How to eat more vegetables and fruits
photo caption – TV personality and chef Phil Vickery
Eating vegetables and fruits five times a day (five-a-day) may not seem like an easy task, but there are many ways to simplify it. For example, portions should not be huge – 3 tbsp. l. beans in tomato sauce already count as one serving. Canned and frozen fruits and vegetables can also be used.
We asked Chef Phil Vickery to explain how to make your regular breakfast, lunch and dinner more healthy.
1. Use canned fruits and vegetables. “All the nutrients, vitamins and minerals are perfectly preserved in canned food, which is inexpensive and can be used in a wide variety of recipes. For example, canned potatoes make a great potato curry. And recently I bought a can of beans – a great source of fiber – for just 29p. “…
2. Eat less meat. “Most of us eat too much meat. Try to eat more meatless meals or reduce the amount on your plate at the expense of vegetables or legumes. “
3. Try to make your favorite foods a little healthier. “There are tons of ways to make ready meals a little healthier. You can make your own fish cakes instead of fish and chips. Or split the fish between two, using sweet potatoes as a side dish. Or make fried rice at home using 50-50 plain rice and cauliflower rice. You may not be able to make a restaurant meal, but the taste will still be familiar and the meal much healthier. “…
4. Add flavor and aroma. “If you cook vegetables, take care that their taste is not bland. We already eat a lot of salt, so use herbs and spices to enhance the flavor. For example, canned chickpeas seasoned with paprika and baked in the oven for 45 minutes is a great snack. “…
5. Make healthy eating a part of a healthy lifestyle. “My brother, a doctor, often reminds me that proper nutrition is only part of a healthy lifestyle. It is also important to move more, reduce portions of food, not smoke, drink alcohol in moderation … Proper nutrition is very important, but that’s not all. “…
Ten steps to losing weight
If your dream is to lose those extra pounds, these tips will help you succeed.
1. Don’t forget about breakfast
Slice some fruit into a bowl of cereal for an energy boost for the day.
2. Eat at the same time
This way you can avoid snacks.
3. Eat more vegetables and fruits
Fruits and vegetables are low in fat and calories, but rich in vitamins, minerals and fiber, which are great for filling.
4. Move more
The more you exercise, the better. The NHS recommends at least 150 minutes of moderate physical activity per week.
5. Drink plenty of water
It is important to stay hydrated. 6-8 glasses a day is optimal.

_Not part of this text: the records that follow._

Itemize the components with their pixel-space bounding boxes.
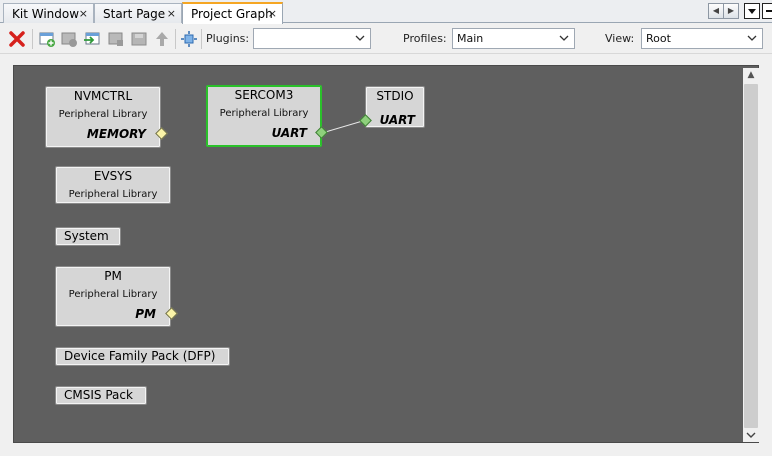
node-title: SERCOM3	[234, 88, 294, 102]
scroll-tabs-right-icon[interactable]: ▶	[723, 3, 739, 19]
plugins-dropdown[interactable]	[253, 28, 371, 49]
close-icon[interactable]: ×	[79, 8, 88, 19]
component-node-nvmctrl[interactable]: NVMCTRL Peripheral Library MEMORY	[45, 86, 161, 148]
graph-toolbar: Plugins: Profiles: Main View: Root	[0, 24, 772, 54]
chevron-down-icon	[559, 35, 569, 41]
scroll-up-icon[interactable]: ▲	[746, 70, 756, 80]
scrollbar-thumb[interactable]	[744, 84, 758, 428]
export-icon[interactable]	[107, 30, 125, 48]
view-dropdown[interactable]: Root	[641, 28, 763, 49]
chevron-down-icon	[747, 35, 757, 41]
node-title: System	[64, 229, 109, 243]
close-icon[interactable]: ×	[167, 8, 176, 19]
move-up-icon[interactable]	[153, 30, 171, 48]
node-subtitle: Peripheral Library	[58, 109, 148, 120]
tab-label: Start Page	[103, 7, 166, 21]
toolbar-separator	[201, 29, 202, 49]
save-icon[interactable]	[130, 30, 148, 48]
scroll-down-icon[interactable]	[746, 430, 756, 440]
node-title: NVMCTRL	[73, 89, 133, 103]
chevron-down-icon	[355, 35, 365, 41]
node-title: PM	[104, 269, 122, 283]
node-port-label: UART	[379, 113, 415, 127]
plugins-label: Plugins:	[206, 32, 250, 45]
toolbar-separator	[32, 29, 33, 49]
sercom3-stdio-connection[interactable]	[321, 119, 367, 134]
tab-start-page[interactable]: Start Page ×	[94, 3, 182, 23]
close-icon[interactable]: ×	[268, 8, 277, 19]
scroll-tabs-left-icon[interactable]: ◀	[708, 3, 724, 19]
node-title: Device Family Pack (DFP)	[64, 349, 216, 363]
node-subtitle: Peripheral Library	[68, 289, 158, 300]
toolbar-separator	[175, 29, 176, 49]
document-tab-bar: Kit Window × Start Page × Project Graph …	[0, 0, 772, 24]
node-subtitle: Peripheral Library	[219, 108, 309, 119]
view-label: View:	[605, 32, 635, 45]
import-icon[interactable]	[83, 30, 101, 48]
component-node-system[interactable]: System	[55, 227, 121, 246]
node-title: EVSYS	[93, 169, 133, 183]
component-node-sercom3[interactable]: SERCOM3 Peripheral Library UART	[206, 85, 322, 147]
vertical-scrollbar[interactable]: ▲	[743, 68, 759, 442]
profiles-label: Profiles:	[403, 32, 447, 45]
tab-kit-window[interactable]: Kit Window ×	[3, 3, 94, 23]
component-node-pm[interactable]: PM Peripheral Library PM	[55, 266, 171, 327]
component-node-device-family-pack[interactable]: Device Family Pack (DFP)	[55, 347, 230, 366]
node-subtitle: Peripheral Library	[68, 189, 158, 200]
add-component-icon[interactable]	[38, 30, 56, 48]
remove-component-icon[interactable]	[60, 30, 78, 48]
minimize-window-icon[interactable]	[762, 3, 772, 19]
node-port-label: PM	[135, 307, 156, 321]
tab-label: Project Graph	[191, 7, 273, 21]
component-node-cmsis-pack[interactable]: CMSIS Pack	[55, 386, 147, 405]
close-red-x-icon[interactable]	[8, 30, 26, 48]
tab-label: Kit Window	[12, 7, 80, 21]
tab-list-dropdown-icon[interactable]	[744, 3, 760, 19]
view-value: Root	[646, 32, 671, 45]
component-node-stdio[interactable]: STDIO UART	[365, 86, 425, 128]
node-port-label: MEMORY	[86, 127, 146, 141]
component-node-evsys[interactable]: EVSYS Peripheral Library	[55, 166, 171, 204]
profiles-dropdown[interactable]: Main	[452, 28, 575, 49]
node-port-label: UART	[271, 126, 307, 140]
node-title: CMSIS Pack	[64, 388, 133, 402]
fit-to-window-icon[interactable]	[180, 30, 198, 48]
tab-project-graph[interactable]: Project Graph ×	[182, 2, 283, 24]
profiles-value: Main	[457, 32, 484, 45]
project-graph-canvas[interactable]: NVMCTRL Peripheral Library MEMORY SERCOM…	[13, 65, 759, 443]
node-title: STDIO	[376, 89, 414, 103]
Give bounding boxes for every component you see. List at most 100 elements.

6. Pay attention to information on labels
Check how many calories a food contains: Controlling the calorie intake of food is important for weight loss.
7. Eat from a small plate
This will help control the amount eaten.
8. Don’t give up on your favorite treats
A complete rejection of some products will only whet the appetite for the forbidden.
9. Drink less alcohol
Alcohol is much more nutritious than we used to think.
If you don’t have any junk food in your home, you won’t be tempted to eat it.